A new report from the Sierra Club vastly overstates the challenges posed by idle wells, making faulty claims that ignore key facts about California’s idle well management programs.
Here are five of the most egregious ways the Sierra Club report gets it wrong on idle wells in California:
1) THE REPORT IGNORES BASIC FACTS ABOUT IDLE WELL ACCOUNTING TO FALSELY CLAIM THAT THE STATE’S PROGRAMS ARE FAILING.
The report points to an apparent increase in idle wells to argue that the state’s programs are ineffective and delay well decommissioning efforts.
However, the state’s most recent idle well report to the legislature states that the net increase in idle wells since 2018 has been driven by a new and more accurate accounting method, not a physical increase in the number of idle wells.
“The 7,803 well increase reported between calendar years 2018 and 2019 may be attributed to better accounting through the use of WellSTAR. With the introduction of WellSTAR as CalGEM’s system of record, wells that became idle after 24 consecutive months of no reported production or injection were easier to identify.”
Adjusting for the improved accounting, the actual number of idle wells in California has declined in recent years.
2) THE REPORT IGNORES LONGSTANDING CALIFORNIA LAW TO FALSELY CLAIM THAT TAXPAYERS WILL BE FINANCIALLY LIABLE FOR IDLE WELL MANAGEMENT.
The report makes an unsupported assertion that California’s large oil and gas producers will avoid plugging and decommissioning obligations by “down selling” wells to smaller, poorly capitalized producers that don’t have the financial resources to plug them.
First, there is no evidence that such “down selling” has ever or would ever occur in California.
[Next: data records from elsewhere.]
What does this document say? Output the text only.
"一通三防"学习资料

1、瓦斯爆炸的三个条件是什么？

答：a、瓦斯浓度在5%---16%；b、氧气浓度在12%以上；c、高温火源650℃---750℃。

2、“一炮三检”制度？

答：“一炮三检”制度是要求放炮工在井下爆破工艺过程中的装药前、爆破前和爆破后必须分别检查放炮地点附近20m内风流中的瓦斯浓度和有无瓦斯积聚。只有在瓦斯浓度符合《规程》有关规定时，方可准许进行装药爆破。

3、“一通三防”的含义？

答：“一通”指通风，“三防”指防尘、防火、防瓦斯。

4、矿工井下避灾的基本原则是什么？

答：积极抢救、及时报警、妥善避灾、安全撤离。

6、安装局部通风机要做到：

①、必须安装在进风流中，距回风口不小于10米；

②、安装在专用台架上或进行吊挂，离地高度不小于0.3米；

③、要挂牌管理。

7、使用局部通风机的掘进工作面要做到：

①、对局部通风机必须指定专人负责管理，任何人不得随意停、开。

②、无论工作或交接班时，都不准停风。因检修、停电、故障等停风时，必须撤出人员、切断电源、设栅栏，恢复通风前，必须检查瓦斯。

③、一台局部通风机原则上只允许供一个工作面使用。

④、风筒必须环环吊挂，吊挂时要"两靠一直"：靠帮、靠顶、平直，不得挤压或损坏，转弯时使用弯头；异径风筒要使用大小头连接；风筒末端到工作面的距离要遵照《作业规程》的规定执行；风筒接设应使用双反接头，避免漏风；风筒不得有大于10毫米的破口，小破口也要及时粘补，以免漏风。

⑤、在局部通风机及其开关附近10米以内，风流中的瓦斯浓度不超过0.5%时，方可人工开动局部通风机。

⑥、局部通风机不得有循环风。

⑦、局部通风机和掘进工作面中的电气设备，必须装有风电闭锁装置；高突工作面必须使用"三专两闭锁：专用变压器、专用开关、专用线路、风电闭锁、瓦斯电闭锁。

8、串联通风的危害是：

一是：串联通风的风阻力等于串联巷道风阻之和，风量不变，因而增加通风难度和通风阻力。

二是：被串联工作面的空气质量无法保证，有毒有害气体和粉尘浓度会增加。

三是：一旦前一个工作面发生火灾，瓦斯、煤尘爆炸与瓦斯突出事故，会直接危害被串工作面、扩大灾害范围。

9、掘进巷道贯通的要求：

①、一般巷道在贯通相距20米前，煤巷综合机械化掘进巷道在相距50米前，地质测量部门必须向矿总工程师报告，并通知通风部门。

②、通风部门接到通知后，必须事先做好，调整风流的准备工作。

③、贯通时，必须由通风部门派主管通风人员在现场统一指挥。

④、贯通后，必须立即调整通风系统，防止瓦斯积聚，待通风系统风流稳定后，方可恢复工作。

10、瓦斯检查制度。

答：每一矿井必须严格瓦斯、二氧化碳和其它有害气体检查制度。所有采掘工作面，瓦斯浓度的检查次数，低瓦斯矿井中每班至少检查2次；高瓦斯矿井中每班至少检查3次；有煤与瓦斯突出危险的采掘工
A review of producing wells by Catalyst Environmental Solutions in 2020 found that large companies retain wells through their useful lives, even when the wells become low-producing.
But second, even if wells are sold, California law has for decades stated that the seller would remain jointly liable for plugging. SB 2007 (Costa 1996) requires that if a well is deserted and the operator cannot pay for the costs of plugging and decommissioning, CalGEM can pursue operators that owned the well as far back as January 1, 1996, for plugging and abandonment costs. Furthermore, AB 1057 (Limón 2019) provided CalGEM with additional authority to track and trace the ownership of wells to better ensure that previous owners can be held liable for plugging costs.
3) THE REPORT MISREPRESENTS STUDY FINDINGS TO FALSELY CLAIM THAT IDLE WELLS CAUSE ENVIRONMENTAL DAMAGE.
On page 10, the report states that 29% of groundwater samples near the Montebello Oil Field contained petroleum hydrocarbons from nearby oil wells.
However, the USGS study cited as support for this statement (footnote 53) reached the exact opposite conclusion, finding no evidence that oil well operations were responsible for the petroleum hydrocarbons found in the groundwater.
“The RMP sample results and available historical data in and near the Montebello Oil Field did not provide conclusive evidence that oil and gas development has adversely affected groundwater resources. All samples with detectable petroleum hydrocarbons, thermogenic gases, or both, were collected from sites that also are within 500 meters of anthropogenic hydrocarbon sources not associated with oil and gas development or sources.”
The USGS study noted that naturally occurring hydrocarbons could have been responsible for the results.
4) THE REPORT IGNORES HOW CALIFORNIA INSTITUTED COMPREHENSIVE IDLE WELL TESTING REGULATIONS IN 2019.
In its unsupported discussion of the environmental impacts of idle wells, the report makes no mention of California’s landmark idle well testing regulations that become effective on April 1, 2019. These comprehensive regulations require oil producers to conduct regular tests on its full portfolio of idle wells, and any leakages or other problems found are required to be remediated immediately.
5) THE REPORT USES FLAWED ASSUMPTIONS TO FALSELY CLAIM CALIFORNIA WILL SOON SEE A LARGE AND COSTLY INFLUX OF IDLE WELLS.
The report points to California’s large number of low-producing wells as proof that the state’s oil and gas industry is in its “decommissioning phase.” This is inaccurate. Oil fields in California are very cost-efficient, with wells spaced tightly together, allowing them to share common power sources and other infrastructure. This allows California producers to operate low-production wells at a profit for prolonged time periods.
A 2020 study by Catalyst Environmental Solutions found that of the 12,528 low-producing wells in 1997, 68% (8,512 wells) were still active 20 years later. Furthermore, of those that remained active, 27% (2,273 wells) were actually producing at a greater rate in 2017 than they were in 1997, due to reworks or other well enhancements.
In summary, the Sierra Club has put forward a report on idle wells in California that misrepresents data, twists the findings of third-party studies, and demonstrates a stunning lack of knowledge about current law and relevant state programs.
The Sierra Club report is a clearly unreliable source that policymakers should reject.